Through its aerospace experience and venture capital support, the company developed the concept of a small, highly efficient wind turbine, Kennedy explains. Their wind turbine would be easier to move and install and much quieter and more adaptable than current huge wind turbines with 100-meter blade configurations, Kennedy says.

The company, he says, will use its $8.3 million, 30-month grant to overcome two “valleys of death” for funding: the first comes when a project transitions from basic research to prototype construction and testing, and the second is when it transitions from prototype to a manufacturable product.

In another typical ARPA-E project, Nalco, a water treatment manufacturer and process engineering firm, and Argonne National Laboratory received a $2.3 million grant for a 24-month project to capture CO2 emissions from coal-fired power plants. The project uses carbonic anhydrase to capture CO2 from a flue gas stream at almost 100% purity, the company says. If successful, the electrochemical process could significantly reduce the 30%-plus energy loss associated with existing capture technologies.

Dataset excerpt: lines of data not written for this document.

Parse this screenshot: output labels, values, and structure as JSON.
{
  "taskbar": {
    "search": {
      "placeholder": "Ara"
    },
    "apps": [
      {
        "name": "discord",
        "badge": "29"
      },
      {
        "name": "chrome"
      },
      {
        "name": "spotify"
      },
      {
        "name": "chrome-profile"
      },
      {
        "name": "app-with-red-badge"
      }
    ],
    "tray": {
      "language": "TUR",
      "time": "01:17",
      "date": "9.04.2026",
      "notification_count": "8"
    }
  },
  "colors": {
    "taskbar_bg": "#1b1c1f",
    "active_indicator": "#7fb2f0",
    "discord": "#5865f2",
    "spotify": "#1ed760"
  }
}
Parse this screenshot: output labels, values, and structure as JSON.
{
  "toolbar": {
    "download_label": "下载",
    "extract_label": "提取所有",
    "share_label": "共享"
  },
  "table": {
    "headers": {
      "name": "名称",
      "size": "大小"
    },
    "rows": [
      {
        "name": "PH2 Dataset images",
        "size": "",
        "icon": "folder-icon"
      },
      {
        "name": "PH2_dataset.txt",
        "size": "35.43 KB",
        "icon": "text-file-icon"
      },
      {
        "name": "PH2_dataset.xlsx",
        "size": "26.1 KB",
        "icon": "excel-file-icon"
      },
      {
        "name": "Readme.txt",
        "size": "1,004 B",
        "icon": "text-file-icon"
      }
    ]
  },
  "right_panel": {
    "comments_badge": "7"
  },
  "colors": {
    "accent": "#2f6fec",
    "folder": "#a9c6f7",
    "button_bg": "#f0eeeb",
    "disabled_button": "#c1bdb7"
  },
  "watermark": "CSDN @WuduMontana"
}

The project is based on a relationship forged over the years between Nalco and Argonne, says Seth W. Snyder, a section leader in Argonne’s Energy Systems Division.

“It is really a 50-50 effort,” Snyder continues. “We have the research expertise, and the company knows equipment and scale-up. We cannot see a way for us to do it without them, and they can’t do it without us.”

Nalco is putting up a 20% match to the DOE funds by buying equipment and hiring more personnel for itself and Argonne, says Cathy C. Doucette, Nalco’s global technology leader. Their joint goal, she says, is to move the technology from small bench-scale to a “robust bench level” sufficient to demonstrate the economics and ability to build a prototype.

With 11,000 employees worldwide, Nalco is based in Illinois, just 10 miles from Argonne. Their proximity and familiarity with one another played a big role in laying the project’s groundwork, Snyder and Doucette note.

Scientists underscore the importance of partners’ history and location. Without such a relationship, they note, matching funding can be hard for university and government labs to obtain, even if they are developing breakthrough technologies. As a result, many worry that ARPA-E projects may be dominated by industries, particularly large companies with deep pockets.

Looking to the future, Majumdar says he wants to see slow growth in funding as ARPA-E shifts from stimulus funds to congressional appropriations.

The verdict is still out on congressional support, but the scientists who spoke to C&EN—including those who voiced criticisms—want Majumdar and ARPA-E to succeed. Success may depend on what happens between now and Oct. 1, when the $400 million stimulus money runs out.